JosiahParry / pathattr

Making R code 200-300x faster using Rust
7 stars 0 forks source link

Possible improvement for R #1

Open TimTaylor opened 1 year ago

TimTaylor commented 1 year ago

Not on mastodon but saw your toot and think the following approach (assuming it's correct) is likely quicker:

library(data.table)
lu <- c(fb = 0.2, tiktok = 0.1, gda = 0.3, yt = 0.10, gs = 0.60, rtl = 0.05, blog = 0.09)
touches <- strsplit(path_data$path, ">", fixed = TRUE)
lt <- lengths(touches)
groups <- rep.int(seq_along(touches), lt)
outcome <- rep.int(path_data$leads, lt)
value <- rep.int(path_data$value, lt) 
touches <- unlist(touches)
dates <- unlist(strsplit(path_data$dates, ">", fixed = TRUE))
not_empty <- touches != ''
dates <- dates[not_empty] 
touches <- touches[not_empty]
re <- lu[touches]
DT <- data.table(
    channel_name = touches,
    outcome = outcome,
    date = dates,
    re,
    value,
    groups
)
DT[, re_tot := sum(re, na.rm = TRUE), by = groups]
DT[, `:=`(conversion = outcome * re / re_tot, value = value * re / re_tot)]
DT[,.(channel_name, re, conversion, value, date)]

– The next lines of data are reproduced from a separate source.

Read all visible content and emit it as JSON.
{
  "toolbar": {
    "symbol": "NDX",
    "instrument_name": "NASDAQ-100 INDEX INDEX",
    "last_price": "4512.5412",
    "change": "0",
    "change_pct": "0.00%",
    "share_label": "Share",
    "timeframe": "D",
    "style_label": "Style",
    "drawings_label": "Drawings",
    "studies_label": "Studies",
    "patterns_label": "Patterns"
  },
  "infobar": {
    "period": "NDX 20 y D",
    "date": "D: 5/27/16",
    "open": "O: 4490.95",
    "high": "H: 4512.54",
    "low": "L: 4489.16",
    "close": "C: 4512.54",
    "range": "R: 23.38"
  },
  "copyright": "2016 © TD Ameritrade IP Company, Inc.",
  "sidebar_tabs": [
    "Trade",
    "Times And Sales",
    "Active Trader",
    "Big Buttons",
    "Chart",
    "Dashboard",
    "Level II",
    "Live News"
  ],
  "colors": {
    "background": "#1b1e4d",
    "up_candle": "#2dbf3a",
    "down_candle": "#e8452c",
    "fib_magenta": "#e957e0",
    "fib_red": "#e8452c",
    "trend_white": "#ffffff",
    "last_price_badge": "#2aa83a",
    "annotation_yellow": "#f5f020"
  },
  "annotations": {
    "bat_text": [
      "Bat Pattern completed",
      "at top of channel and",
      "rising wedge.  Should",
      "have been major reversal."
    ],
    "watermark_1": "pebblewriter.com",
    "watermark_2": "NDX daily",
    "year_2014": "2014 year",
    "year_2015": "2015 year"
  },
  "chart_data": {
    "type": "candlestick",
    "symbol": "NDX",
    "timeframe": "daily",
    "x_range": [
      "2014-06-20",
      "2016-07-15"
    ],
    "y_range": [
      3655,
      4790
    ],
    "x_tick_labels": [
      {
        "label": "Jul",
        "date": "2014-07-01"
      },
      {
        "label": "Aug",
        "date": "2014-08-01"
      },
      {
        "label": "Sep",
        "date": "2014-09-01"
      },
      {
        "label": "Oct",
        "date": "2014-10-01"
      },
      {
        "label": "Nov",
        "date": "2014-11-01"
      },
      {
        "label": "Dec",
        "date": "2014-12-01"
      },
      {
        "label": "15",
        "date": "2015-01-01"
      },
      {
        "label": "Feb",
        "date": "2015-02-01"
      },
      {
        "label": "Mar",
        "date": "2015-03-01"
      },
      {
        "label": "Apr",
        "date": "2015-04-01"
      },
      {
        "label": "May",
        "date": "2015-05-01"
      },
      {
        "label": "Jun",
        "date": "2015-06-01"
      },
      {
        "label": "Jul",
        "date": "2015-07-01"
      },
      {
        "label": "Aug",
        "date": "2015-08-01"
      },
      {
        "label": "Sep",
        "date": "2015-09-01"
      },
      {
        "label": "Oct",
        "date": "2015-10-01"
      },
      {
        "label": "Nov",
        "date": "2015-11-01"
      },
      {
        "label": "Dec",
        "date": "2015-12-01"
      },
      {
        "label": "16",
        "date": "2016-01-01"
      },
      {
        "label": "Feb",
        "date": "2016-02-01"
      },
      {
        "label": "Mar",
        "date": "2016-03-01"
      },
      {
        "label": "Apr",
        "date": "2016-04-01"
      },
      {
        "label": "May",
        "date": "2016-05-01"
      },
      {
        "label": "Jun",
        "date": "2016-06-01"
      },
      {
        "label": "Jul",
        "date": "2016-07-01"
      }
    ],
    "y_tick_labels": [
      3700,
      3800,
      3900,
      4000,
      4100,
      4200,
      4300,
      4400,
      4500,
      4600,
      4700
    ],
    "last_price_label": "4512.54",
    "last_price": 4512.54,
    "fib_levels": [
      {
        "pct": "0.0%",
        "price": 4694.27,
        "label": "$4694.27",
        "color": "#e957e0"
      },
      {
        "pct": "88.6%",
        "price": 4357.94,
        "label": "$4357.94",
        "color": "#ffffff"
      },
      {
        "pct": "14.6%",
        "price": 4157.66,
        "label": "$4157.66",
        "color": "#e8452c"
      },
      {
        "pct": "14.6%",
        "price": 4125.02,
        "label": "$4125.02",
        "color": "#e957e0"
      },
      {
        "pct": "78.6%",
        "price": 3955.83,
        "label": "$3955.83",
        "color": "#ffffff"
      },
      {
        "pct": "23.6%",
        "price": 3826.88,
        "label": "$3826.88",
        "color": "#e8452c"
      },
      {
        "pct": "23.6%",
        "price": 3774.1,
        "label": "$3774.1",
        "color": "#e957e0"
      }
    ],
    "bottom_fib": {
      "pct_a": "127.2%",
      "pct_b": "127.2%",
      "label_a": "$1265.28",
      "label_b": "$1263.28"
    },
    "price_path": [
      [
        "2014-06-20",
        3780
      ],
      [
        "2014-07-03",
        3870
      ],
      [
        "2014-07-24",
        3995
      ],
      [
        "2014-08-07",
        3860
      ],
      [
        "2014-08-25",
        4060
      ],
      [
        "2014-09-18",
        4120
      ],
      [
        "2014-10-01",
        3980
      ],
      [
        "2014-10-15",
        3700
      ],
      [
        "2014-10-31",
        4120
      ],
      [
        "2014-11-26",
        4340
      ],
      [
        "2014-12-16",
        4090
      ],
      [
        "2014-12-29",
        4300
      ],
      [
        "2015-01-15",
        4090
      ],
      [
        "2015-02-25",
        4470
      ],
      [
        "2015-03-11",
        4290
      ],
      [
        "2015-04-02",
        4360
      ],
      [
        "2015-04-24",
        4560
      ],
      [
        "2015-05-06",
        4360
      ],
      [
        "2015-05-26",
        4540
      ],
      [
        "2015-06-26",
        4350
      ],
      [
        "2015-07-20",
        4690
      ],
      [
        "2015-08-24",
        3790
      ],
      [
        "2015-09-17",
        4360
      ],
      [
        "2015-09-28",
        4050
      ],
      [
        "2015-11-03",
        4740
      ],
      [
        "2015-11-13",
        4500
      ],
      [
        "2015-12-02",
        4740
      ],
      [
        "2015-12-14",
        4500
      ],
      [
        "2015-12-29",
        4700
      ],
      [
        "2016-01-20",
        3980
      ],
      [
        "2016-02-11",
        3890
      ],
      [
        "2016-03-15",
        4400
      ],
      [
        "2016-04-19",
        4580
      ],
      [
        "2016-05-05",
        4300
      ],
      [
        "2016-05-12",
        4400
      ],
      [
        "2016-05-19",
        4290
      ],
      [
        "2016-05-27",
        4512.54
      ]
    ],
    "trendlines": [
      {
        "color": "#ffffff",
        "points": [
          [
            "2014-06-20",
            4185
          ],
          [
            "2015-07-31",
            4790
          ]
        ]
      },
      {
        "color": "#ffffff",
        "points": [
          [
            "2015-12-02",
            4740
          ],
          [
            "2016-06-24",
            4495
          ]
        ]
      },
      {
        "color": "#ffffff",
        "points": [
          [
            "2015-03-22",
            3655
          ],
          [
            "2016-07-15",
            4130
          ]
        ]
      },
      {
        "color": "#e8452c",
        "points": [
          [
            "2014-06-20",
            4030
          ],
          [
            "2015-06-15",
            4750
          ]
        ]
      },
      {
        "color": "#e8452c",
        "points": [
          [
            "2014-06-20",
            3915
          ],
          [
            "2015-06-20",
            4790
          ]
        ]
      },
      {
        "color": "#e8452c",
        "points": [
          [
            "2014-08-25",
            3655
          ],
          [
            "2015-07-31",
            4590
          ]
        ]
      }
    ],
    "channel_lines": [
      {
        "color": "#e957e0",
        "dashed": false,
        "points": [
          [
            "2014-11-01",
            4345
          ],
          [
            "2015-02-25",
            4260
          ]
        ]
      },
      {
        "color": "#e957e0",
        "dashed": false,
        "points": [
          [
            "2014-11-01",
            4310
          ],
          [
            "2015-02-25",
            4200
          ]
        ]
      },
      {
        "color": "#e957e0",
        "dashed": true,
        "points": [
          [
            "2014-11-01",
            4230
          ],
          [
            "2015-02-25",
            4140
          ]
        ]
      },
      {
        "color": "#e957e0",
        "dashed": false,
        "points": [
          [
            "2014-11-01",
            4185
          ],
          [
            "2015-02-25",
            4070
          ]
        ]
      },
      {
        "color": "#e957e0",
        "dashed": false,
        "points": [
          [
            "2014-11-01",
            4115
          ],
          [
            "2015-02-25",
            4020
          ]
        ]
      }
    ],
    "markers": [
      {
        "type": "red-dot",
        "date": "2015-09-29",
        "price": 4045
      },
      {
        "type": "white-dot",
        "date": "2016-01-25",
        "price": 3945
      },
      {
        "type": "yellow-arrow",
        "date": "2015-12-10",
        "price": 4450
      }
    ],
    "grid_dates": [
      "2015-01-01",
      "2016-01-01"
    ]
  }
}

Apologies for the noise if I've made a mistake

JosiahParry commented 1 year ago

holy smokes batman!

JosiahParry commented 1 year ago

This is a VERY great example of how the math functionality in base R is insanely fast and often its a matter of making the problem vectorized.

TimTaylor commented 1 year ago

Aye. The rust code is super nice and readable though so still swings and roundabouts!